4. Buyer’s revenge as consumers dabble in first-party fraud
Historically, times of recession usually lead to an increase in fraud. According to Portsmouth University, there was an increase in fraud offences after both the 1990 recession (10%) and the financial crash of 2008 (7.3%). The coming economic crisis could be much deeper than these events, especially after the government furlough scheme ends. Cash-strapped individuals may be forced to try and see what they can get away with to make ends meet. A classic example is chargeback fraud, where a customer makes a legitimate purchase and then claims the product was never delivered, thereby generating a refund from their bank.
It’s suspected by some banks that as many as 35% of cases classified as third-party fraud could in fact be first-party scams. Many banks would prefer to write-off lower value transactions than go through the painful and awkward experience of accusing customers of lying, especially as figures showed a 36% rise in complaints last year about how banks deal with fraud and scams. If they’re going to try and tackle first-party fraud, banks need cast-iron proof. This is where more sophisticated data-centric fraud solutions can help. Such tools can crunch hundreds of data points – like age, buying habits, and previous fraud claims – to determine the likelihood of fraud having taken place.
5. Brexit: good news for scammers
There’s still some uncertainty for businesses surrounding Brexit, which opens the door for fraudsters to step in. Given the huge demand for information and advice on how to adapt, this is the perfect opportunity for cybercriminals to swoop in with some well-timed phishing emails spoofing government and other trusted institutions. Some may even request the recipient confirm bank details to continue trading in the EU.
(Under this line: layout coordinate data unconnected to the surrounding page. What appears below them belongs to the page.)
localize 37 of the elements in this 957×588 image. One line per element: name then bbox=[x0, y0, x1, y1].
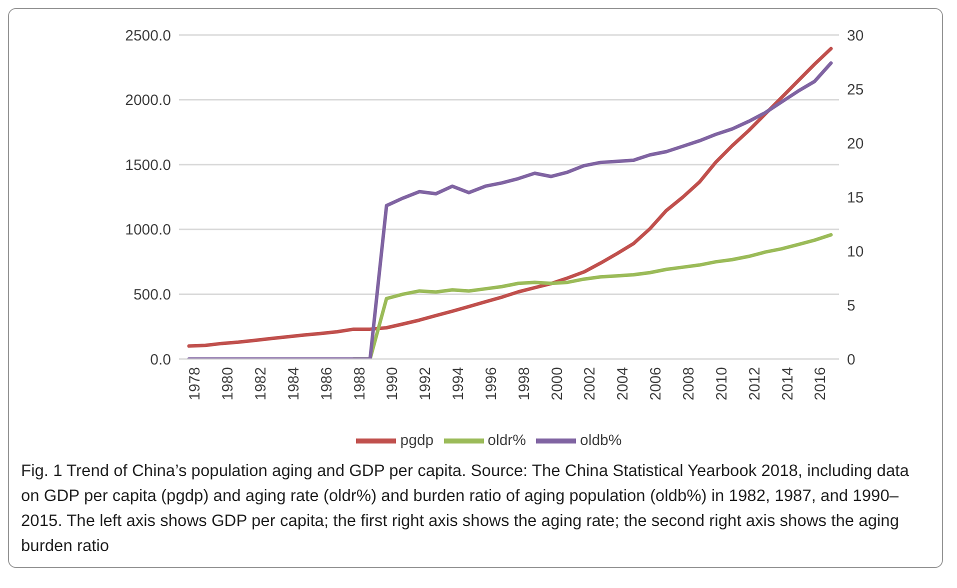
x-tick-label: 1980 bbox=[220, 367, 237, 400]
x-tick-label: 1990 bbox=[384, 367, 402, 400]
y-tick-label: 2500.0 bbox=[125, 27, 171, 44]
y2-tick-label: 15 bbox=[847, 189, 864, 206]
caption: Fig. 1 Trend of China’s population aging and GDP per capita. Source: The China Statistical Yearbook 2018, including data on GDP per capita (pgdp) and aging rate (oldr%) and burden ratio of aging population (oldb%) in 1982, 1987, and 1990–2015. The left axis shows GDP per capita; the first right axis shows the aging rate; the second right axis shows the aging burden ratio bbox=[21, 461, 910, 557]
x-tick-label: 2006 bbox=[648, 367, 665, 400]
y-tick-label: 2000.0 bbox=[125, 92, 171, 110]
y2-tick-label: 10 bbox=[847, 243, 864, 260]
x-tick-label: 2010 bbox=[713, 367, 730, 400]
y-tick-label: 1000.0 bbox=[125, 222, 171, 239]
legend-label: oldr% bbox=[488, 432, 526, 449]
x-tick-label: 1984 bbox=[285, 367, 302, 400]
y2-tick-label: 0 bbox=[847, 351, 856, 368]
y-tick-label: 500.0 bbox=[133, 286, 171, 304]
x-tick-label: 2002 bbox=[582, 367, 599, 400]
x-tick-label: 2016 bbox=[812, 367, 830, 400]
x-tick-label: 1978 bbox=[186, 367, 204, 400]
x-tick-label: 2012 bbox=[746, 367, 764, 400]
y2-tick-label: 30 bbox=[847, 27, 864, 44]
x-tick-label: 1992 bbox=[417, 367, 434, 400]
y2-tick-label: 25 bbox=[847, 81, 864, 98]
legend-label: oldb% bbox=[580, 432, 622, 449]
x-tick-label: 2008 bbox=[680, 367, 698, 400]
y-tick-label: 0.0 bbox=[150, 351, 171, 368]
y2-tick-label: 5 bbox=[847, 297, 856, 314]
y2-tick-label: 20 bbox=[847, 135, 864, 152]
x-tick-label: 1988 bbox=[351, 367, 368, 400]
x-tick-label: 2000 bbox=[548, 367, 566, 400]
x-tick-label: 1982 bbox=[252, 367, 270, 400]
x-tick-label: 1996 bbox=[482, 367, 500, 400]
x-tick-label: 1986 bbox=[318, 367, 336, 400]
x-tick-label: 2004 bbox=[614, 367, 632, 400]
x-tick-label: 1994 bbox=[450, 367, 468, 400]
x-tick-label: 2014 bbox=[779, 367, 796, 400]
legend-label: pgdp bbox=[400, 432, 434, 449]
y-tick-label: 1500.0 bbox=[125, 156, 171, 174]
x-tick-label: 1998 bbox=[516, 367, 533, 400]
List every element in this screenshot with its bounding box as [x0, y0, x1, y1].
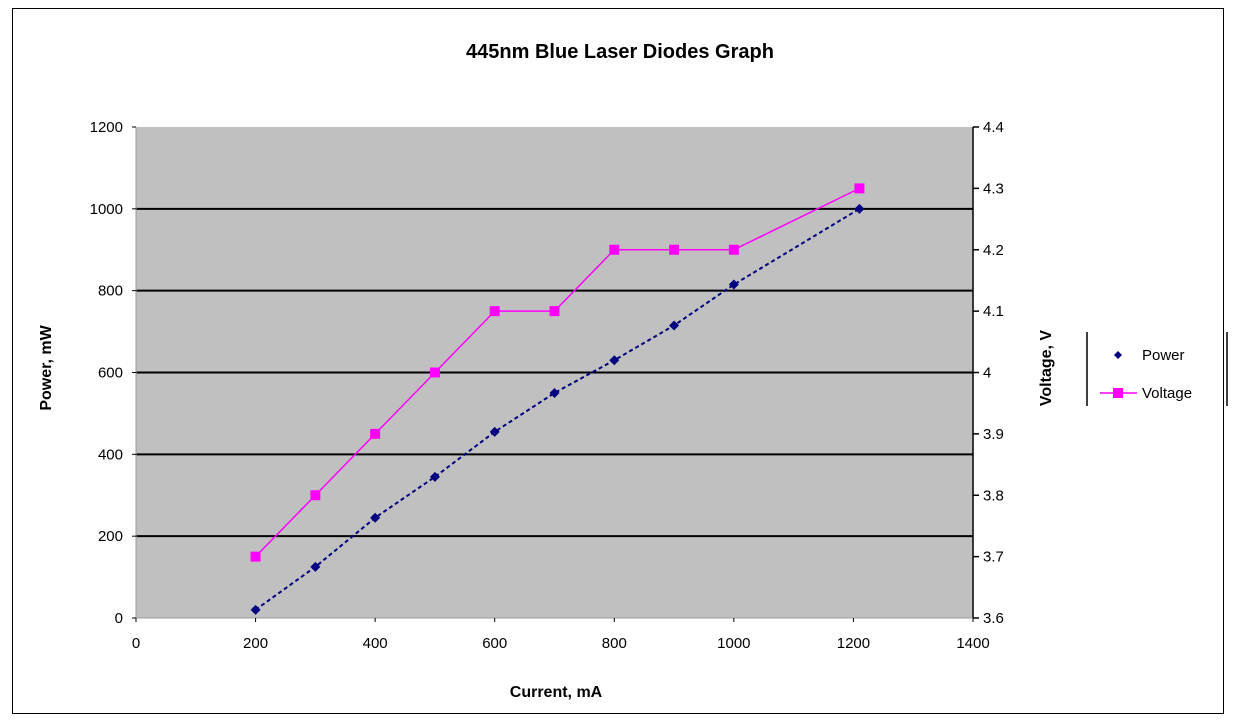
voltage-point	[370, 428, 381, 439]
y-tick-label: 1000	[90, 201, 123, 218]
x-tick-label: 400	[363, 635, 388, 652]
power-point	[489, 426, 500, 437]
legend-items: Power Voltage	[1100, 347, 1192, 402]
voltage-point	[728, 244, 739, 255]
power-point	[669, 320, 680, 331]
power-series-line	[254, 207, 860, 611]
y-tick-label: 800	[98, 283, 123, 300]
legend-power-marker	[1114, 351, 1122, 359]
y2-tick-label: 4.3	[983, 180, 1004, 197]
voltage-point	[549, 306, 560, 317]
chart-title: 445nm Blue Laser Diodes Graph	[466, 41, 774, 63]
power-point	[854, 203, 865, 214]
legend-voltage-marker	[1113, 388, 1123, 398]
series-layer	[250, 183, 865, 615]
power-point	[429, 471, 440, 482]
voltage-point	[310, 490, 321, 501]
y-tick-label: 1200	[90, 119, 123, 136]
y2-tick-label: 4	[983, 365, 991, 382]
legend-power-label: Power	[1142, 347, 1185, 364]
voltage-point	[854, 183, 865, 194]
voltage-point	[609, 244, 620, 255]
legend-voltage-label: Voltage	[1142, 385, 1192, 402]
x-tick-label: 1000	[717, 635, 750, 652]
y-tick-label: 200	[98, 528, 123, 545]
y2-axis-title: Voltage, V	[1038, 330, 1055, 406]
y2-tick-label: 3.8	[983, 487, 1004, 504]
power-point	[549, 387, 560, 398]
power-point	[250, 604, 261, 615]
power-point	[728, 279, 739, 290]
y-tick-label: 600	[98, 365, 123, 382]
gridlines	[136, 207, 973, 538]
y2-tick-label: 4.4	[983, 119, 1004, 136]
x-tick-label: 1400	[956, 635, 989, 652]
y2-tick-label: 3.6	[983, 610, 1004, 627]
x-tick-label: 800	[602, 635, 627, 652]
x-tick-label: 1200	[837, 635, 870, 652]
power-point	[370, 512, 381, 523]
x-tick-label: 200	[243, 635, 268, 652]
y-tick-label: 0	[115, 610, 123, 627]
y-tick-label: 400	[98, 446, 123, 463]
tick-labels: 0 200 400 600 800 1000 1200 3.6 3.7 3.8 3.9 4 4.1 4.2…	[90, 119, 1004, 652]
y2-tick-label: 4.2	[983, 242, 1004, 259]
x-axis-title: Current, mA	[510, 684, 603, 701]
y-axis-title: Power, mW	[38, 324, 55, 410]
voltage-point	[669, 244, 680, 255]
x-tick-label: 0	[132, 635, 140, 652]
legend: Power Voltage	[1086, 332, 1228, 406]
y2-tick-label: 4.1	[983, 303, 1004, 320]
voltage-point	[489, 306, 500, 317]
voltage-point	[429, 367, 440, 378]
x-tick-label: 600	[482, 635, 507, 652]
power-point	[310, 561, 321, 572]
y2-tick-label: 3.9	[983, 426, 1004, 443]
y2-tick-label: 3.7	[983, 549, 1004, 566]
power-point	[609, 355, 620, 366]
voltage-point	[250, 551, 261, 562]
axes	[132, 126, 979, 622]
voltage-series-line	[255, 187, 860, 558]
Organisations should enhance their user awareness training simulations accordingly, and ensure they have the right email security tools to spot any phishing. Aside from URL and attachment scanning and IP reputation checks, they could invest in AI-powered tools that analyse writing style and other elements to say with more certainty whether inbound messages are to be trusted or not.
There’s plenty to look forward to this year, not least hopefully an end to social distancing, self-isolation and concerns over vulnerable friends and family. But consumers and organisations alike will need to retain their digital savvy and invest in new tools to ensure the next 12 months is a success.